Main Page | See live article | Alphabetical index

William John Cavendish Bentinck-Scott

William John Cavendish Bentinck-Scott, 5th Duke of Portland (1800-1879) was British aristocratic eccentric who preferred to live in seclusion. He had an underground maze excavated under his estate in Welbeck Abbey, Nottinghamshire.

Bentinck-Scott was born in 1800. In his youth he frequented London society and had a commission in various British regiments. In 1824-1826 he represented Kings Lynn as a member of a parliament. He is never known to have dated any lady and his shyness and introverted personality just increased over time.

Bentinck-Scott inherited the title of the Duke of Portland in 1854. Although the title also gave him a seat in the House of Lords, it took him three years to take his seat there for the first time.

He stripped all the rooms of the Welbeck Abbey of their furniture, including tapestries and portraits, and stored them elsewhere. Then he moved to 4-5 rooms in the western wing of his estate, furnished them as little as possible and begun his plans for underground chambers. As for other rooms, he had them painted pink and installed a lavatory basin in all of them.

Bentinck-Scott was very introverted - he did not want to meet people and never invited anyone to his home. His rooms had double letterboxes, one for ingoing and another for outgoing mail. His valet was the only one he permitted to see him in person his quarters - he would not even let the doctor in. His tenants were told to ignore him if they saw him. All the other business with his solicitors, agents and an occasional politician he handled by mail correspondence. He maintained some correspondence with Disraeli and Palmerston.

Such enclosed lifestyle was prone to cause wild rumors of disfigurement or madness or wild orgies.
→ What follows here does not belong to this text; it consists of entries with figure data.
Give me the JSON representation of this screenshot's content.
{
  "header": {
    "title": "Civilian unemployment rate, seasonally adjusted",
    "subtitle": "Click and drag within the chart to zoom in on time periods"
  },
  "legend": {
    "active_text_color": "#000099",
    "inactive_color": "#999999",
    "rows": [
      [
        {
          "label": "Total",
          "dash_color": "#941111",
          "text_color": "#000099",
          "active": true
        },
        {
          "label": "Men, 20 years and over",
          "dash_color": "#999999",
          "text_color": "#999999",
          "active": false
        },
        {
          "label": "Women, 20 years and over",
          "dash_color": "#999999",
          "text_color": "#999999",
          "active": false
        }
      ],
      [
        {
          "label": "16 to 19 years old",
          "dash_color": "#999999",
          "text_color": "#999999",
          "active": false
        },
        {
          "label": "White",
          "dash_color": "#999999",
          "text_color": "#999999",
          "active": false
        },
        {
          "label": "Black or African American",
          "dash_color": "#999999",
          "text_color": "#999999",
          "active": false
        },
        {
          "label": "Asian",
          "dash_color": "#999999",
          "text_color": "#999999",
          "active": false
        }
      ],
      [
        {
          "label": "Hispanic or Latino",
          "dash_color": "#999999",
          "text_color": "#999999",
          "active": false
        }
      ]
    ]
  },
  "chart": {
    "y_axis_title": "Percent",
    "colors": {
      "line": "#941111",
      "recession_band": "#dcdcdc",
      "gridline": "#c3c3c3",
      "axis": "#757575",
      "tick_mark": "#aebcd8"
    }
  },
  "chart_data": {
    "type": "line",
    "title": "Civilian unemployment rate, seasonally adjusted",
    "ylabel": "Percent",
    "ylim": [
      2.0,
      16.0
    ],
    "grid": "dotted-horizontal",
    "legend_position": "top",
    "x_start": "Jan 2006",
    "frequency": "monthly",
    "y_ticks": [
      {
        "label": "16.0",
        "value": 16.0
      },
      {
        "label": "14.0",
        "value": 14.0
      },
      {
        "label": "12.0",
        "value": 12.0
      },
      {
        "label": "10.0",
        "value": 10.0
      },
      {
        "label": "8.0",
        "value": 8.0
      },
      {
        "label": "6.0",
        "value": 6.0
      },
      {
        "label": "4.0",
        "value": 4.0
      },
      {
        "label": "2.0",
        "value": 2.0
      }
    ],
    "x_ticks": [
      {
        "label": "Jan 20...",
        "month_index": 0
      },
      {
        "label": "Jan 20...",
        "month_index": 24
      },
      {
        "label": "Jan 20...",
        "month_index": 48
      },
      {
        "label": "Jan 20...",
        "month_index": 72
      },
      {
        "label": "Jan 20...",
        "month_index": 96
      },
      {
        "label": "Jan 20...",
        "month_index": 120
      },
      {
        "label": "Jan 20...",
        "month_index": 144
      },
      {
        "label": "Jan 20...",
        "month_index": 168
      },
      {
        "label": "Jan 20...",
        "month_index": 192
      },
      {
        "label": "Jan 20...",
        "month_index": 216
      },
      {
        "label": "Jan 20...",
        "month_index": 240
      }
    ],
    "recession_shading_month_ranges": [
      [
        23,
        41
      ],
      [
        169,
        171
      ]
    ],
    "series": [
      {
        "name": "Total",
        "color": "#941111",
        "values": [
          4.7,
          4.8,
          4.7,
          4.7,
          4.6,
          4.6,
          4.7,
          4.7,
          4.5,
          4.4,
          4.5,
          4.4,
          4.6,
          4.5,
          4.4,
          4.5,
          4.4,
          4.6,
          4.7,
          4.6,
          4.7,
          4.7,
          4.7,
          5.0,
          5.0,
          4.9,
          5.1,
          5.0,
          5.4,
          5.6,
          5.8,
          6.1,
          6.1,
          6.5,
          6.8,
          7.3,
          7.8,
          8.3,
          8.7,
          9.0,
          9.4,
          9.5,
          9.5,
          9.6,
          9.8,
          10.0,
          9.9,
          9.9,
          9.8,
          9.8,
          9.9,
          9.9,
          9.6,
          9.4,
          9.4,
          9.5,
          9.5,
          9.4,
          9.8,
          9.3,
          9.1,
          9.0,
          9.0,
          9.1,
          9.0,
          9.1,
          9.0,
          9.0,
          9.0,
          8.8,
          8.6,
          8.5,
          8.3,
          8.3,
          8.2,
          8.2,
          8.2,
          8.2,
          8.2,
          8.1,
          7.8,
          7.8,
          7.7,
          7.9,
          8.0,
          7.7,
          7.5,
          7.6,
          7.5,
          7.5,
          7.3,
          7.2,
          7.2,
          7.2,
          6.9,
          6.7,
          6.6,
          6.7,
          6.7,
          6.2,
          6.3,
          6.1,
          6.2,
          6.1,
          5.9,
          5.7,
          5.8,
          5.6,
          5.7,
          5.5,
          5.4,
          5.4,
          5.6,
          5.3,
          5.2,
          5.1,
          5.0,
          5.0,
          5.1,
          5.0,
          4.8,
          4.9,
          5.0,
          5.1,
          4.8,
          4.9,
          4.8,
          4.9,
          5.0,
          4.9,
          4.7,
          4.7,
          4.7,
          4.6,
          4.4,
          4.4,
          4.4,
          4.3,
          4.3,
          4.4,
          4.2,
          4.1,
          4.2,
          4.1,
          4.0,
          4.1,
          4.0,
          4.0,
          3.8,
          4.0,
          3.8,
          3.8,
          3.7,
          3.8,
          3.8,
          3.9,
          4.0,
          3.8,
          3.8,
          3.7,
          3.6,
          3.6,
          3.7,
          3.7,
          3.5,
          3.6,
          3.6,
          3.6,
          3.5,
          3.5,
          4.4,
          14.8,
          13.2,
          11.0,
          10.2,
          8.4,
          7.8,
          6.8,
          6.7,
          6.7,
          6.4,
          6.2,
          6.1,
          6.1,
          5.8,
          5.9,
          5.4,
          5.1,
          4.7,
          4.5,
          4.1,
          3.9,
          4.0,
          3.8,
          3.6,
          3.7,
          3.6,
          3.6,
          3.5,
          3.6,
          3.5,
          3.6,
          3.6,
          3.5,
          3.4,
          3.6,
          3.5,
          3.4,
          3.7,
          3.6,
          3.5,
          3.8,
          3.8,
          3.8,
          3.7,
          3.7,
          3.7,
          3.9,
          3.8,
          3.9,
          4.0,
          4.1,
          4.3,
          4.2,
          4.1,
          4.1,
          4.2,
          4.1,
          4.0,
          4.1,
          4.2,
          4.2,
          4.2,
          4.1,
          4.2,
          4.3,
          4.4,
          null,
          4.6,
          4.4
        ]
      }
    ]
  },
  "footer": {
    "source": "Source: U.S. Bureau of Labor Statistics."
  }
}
However, contemporary witnesses and surviving photographs present him as normal-looking man (coincidentally looking a bit like Abraham Lincoln).

He created a complex on underground rooms with an army of hundreds of workmen. They included a large ballroom 174 by 64 feet (53 by 20 meters) wide, library 250 feet (76 meters) long, observatory with a large glass roof and a vast billiard-room. The ballroom had a hydraulic lift that could carry 20 guests from the surface and a ceiling that was painted as a giant sunset. But he never organized any party in this ballroom.

The eight tunnels under his estate totaled 15 miles (24 km) and connected the various underground chambers and above-ground buildings. One 1.25-mile (2 km) tunnel connected his coachhouse to Workop railway station and it was wide enough for two carriages. It had domed skylights and by night it was illuminated by gaslights. If Duke had a business in London, he would take the hearse to Worksop and had the whole carriage loaded onto a railway truck. Upon his arrival to his London residence in Cavendish Square, all the household staff was ordered out of sight when he hurried into his study through the front hall.

Alike many other contemporary British aristocrats, duke was fond of horses - his stables held 100 horses but he never rode them in his above-ground riding school.

His workmen were given an order not to recognize his presence (one who saluted him was reputedly dismissed on the spot) and they received all the instructions in writing. Otherwise he paid good wages and workmen received an umbrella and a donkey to come to work. Roads, farms and schools in his estate were kept in good condition and he created a large vegetable garden.

He ventured outside mainly in the night and was preceded by a servant lady who was carrying a lantern 40 yards before him. If he did walk out at day, he carried a coat and an umbrella and tried to hide behind them if someone addressed him. He ate only freshly-killed chicken and had it lowered into a heated truck that ran on rails through one of the underground tunnels to the house.

Duke died in December 1879. His cousin took over the unusual estate. He was buried in a simple grave in Kensal Green cemetery in north London.

Later widow Anne Maria Druce claimed that the duke was also his husband, a shopkeeper Thomas Charles Druce, who had died 1864. Widow claimed that his husband had faked the death of his alter ego to return to secluded aristocratic life and therefore his son was heir to the Portland estate. This "Druce Affair" dragged on in courts until 1907 when the Druce's body was exhumed - the widow had claimed that the coffin had been filled with lead. Speculators and the widow were charged with perjury.

Papers of the Duke are kept in the University of Nottingham.